Bringing People Together
Elisabeth Tian-Rei Kam, Winner
Every Chinese New Year, my family gathers for an evening of steaming hot broth, beef balls, tofu, all varieties of seafood and thinly-sliced meats, vermicelli noodles, lots of laughter, and good conversation. It is my favorite meal of the year- hot pot! Not only do I love all these foods, I also enjoy the special time with my family. We usually spend two to three hours lounging around an electric pot of boiling water, slowly cooking and savoring all the delicious foods. It is a wonderful, relaxing Chinese meal that I wish everyone in America could experience. If I were President of the United States, I would institute a National Hot Pot Day. People are always rushing around, busy with school, sports, or music. Hot pot would be a great way for Chinese-Americans to encourage their community to slow down and to build relationships. I have lived in my current house for four years and only know two neighbors. I hope to change this by inviting all of my neighbors over for hot pot.

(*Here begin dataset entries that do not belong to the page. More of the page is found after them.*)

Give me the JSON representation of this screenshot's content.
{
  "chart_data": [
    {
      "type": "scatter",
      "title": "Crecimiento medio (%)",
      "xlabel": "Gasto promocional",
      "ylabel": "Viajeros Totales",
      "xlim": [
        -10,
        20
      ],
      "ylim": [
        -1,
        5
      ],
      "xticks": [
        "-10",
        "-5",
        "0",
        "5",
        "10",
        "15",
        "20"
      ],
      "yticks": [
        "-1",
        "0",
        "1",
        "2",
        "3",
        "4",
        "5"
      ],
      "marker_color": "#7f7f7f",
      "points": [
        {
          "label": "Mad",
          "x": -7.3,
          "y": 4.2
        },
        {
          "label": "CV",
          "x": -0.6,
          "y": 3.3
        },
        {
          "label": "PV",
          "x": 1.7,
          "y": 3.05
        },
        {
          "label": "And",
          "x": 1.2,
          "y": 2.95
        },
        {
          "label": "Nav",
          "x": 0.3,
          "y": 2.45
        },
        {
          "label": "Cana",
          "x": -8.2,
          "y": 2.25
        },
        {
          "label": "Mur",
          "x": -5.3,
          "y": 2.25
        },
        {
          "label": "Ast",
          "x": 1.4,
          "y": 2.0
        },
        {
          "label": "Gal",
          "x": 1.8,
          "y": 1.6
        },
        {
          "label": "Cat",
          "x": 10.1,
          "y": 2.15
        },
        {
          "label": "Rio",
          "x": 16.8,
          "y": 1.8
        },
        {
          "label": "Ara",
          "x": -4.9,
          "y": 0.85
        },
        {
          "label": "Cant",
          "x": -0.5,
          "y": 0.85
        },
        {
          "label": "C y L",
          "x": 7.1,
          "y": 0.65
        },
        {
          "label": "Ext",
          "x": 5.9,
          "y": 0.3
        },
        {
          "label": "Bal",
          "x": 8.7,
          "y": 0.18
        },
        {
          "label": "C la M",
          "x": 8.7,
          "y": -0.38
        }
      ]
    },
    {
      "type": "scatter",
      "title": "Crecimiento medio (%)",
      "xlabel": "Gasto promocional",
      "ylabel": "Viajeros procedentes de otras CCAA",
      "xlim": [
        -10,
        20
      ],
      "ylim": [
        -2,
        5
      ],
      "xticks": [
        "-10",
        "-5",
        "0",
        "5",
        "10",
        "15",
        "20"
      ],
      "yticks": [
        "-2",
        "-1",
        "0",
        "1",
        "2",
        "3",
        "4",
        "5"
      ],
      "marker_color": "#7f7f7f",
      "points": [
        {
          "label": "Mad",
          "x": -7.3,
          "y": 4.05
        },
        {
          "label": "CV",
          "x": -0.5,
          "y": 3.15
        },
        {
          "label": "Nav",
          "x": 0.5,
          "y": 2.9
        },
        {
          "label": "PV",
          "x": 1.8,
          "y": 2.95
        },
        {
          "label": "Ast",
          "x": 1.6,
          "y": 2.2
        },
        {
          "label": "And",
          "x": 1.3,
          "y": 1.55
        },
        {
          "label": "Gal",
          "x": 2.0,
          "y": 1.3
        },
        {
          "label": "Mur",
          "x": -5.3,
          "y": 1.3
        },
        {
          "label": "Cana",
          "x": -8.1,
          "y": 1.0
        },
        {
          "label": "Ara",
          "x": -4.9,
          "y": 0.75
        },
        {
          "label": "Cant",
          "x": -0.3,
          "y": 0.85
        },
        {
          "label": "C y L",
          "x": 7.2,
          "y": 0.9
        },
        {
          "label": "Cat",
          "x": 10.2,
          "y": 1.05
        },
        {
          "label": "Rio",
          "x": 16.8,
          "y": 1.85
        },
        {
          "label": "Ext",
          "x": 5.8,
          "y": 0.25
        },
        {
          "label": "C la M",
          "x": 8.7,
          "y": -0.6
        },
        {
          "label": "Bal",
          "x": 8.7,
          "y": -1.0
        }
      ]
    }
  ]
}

Recently, I read a book called Dumpling Days by Grace Lin. It is about her first trip to Taiwan as a young girl. After reading about her adventures, I really want to go to Taiwan too. But my Dad said, “Who’s going to pay, huh?” As President of the United States, I would create an exchange program for elementary school students. Interested students could travel to China, Japan, Korea, and other Asian countries to learn more about the Asian way of thinking and living. I could also improve my Chinese quickly, and it would be fun to host a Taiwanese girl at my house. Such a program would help Asian-American students to understand their heritage firsthand and American students to appreciate Asian culture.
Several times a year, my family goes to senior citizen homes to sing and play piano and violin for the residents. Afterwards, we greet them one by one and spend time talking to them. Last Christmas I was surprised when the director told me that we were the only people to visit for the entire holiday season. If I were President, I would ask schools to set up programs for children to visit nursing homes regularly. Furthermore, most community activities are designed for one age group only. I would request town leaders to host intergenerational events where the young and old can spend time together.
For example, the youth and the elderly can put on plays, have cooking classes, or plant a vegetable garden together. In this way, both groups could learn from each other and enjoy their time together. I will always remember when my grandma taught me how to sew, knit, and make green onion pancakes. Honoring the elderly is a Chinese value that can improve life in America.
As the first Asian-American president, I would use my Chinese traditions, heritage, and values to bring people together and to make America a better, stronger country.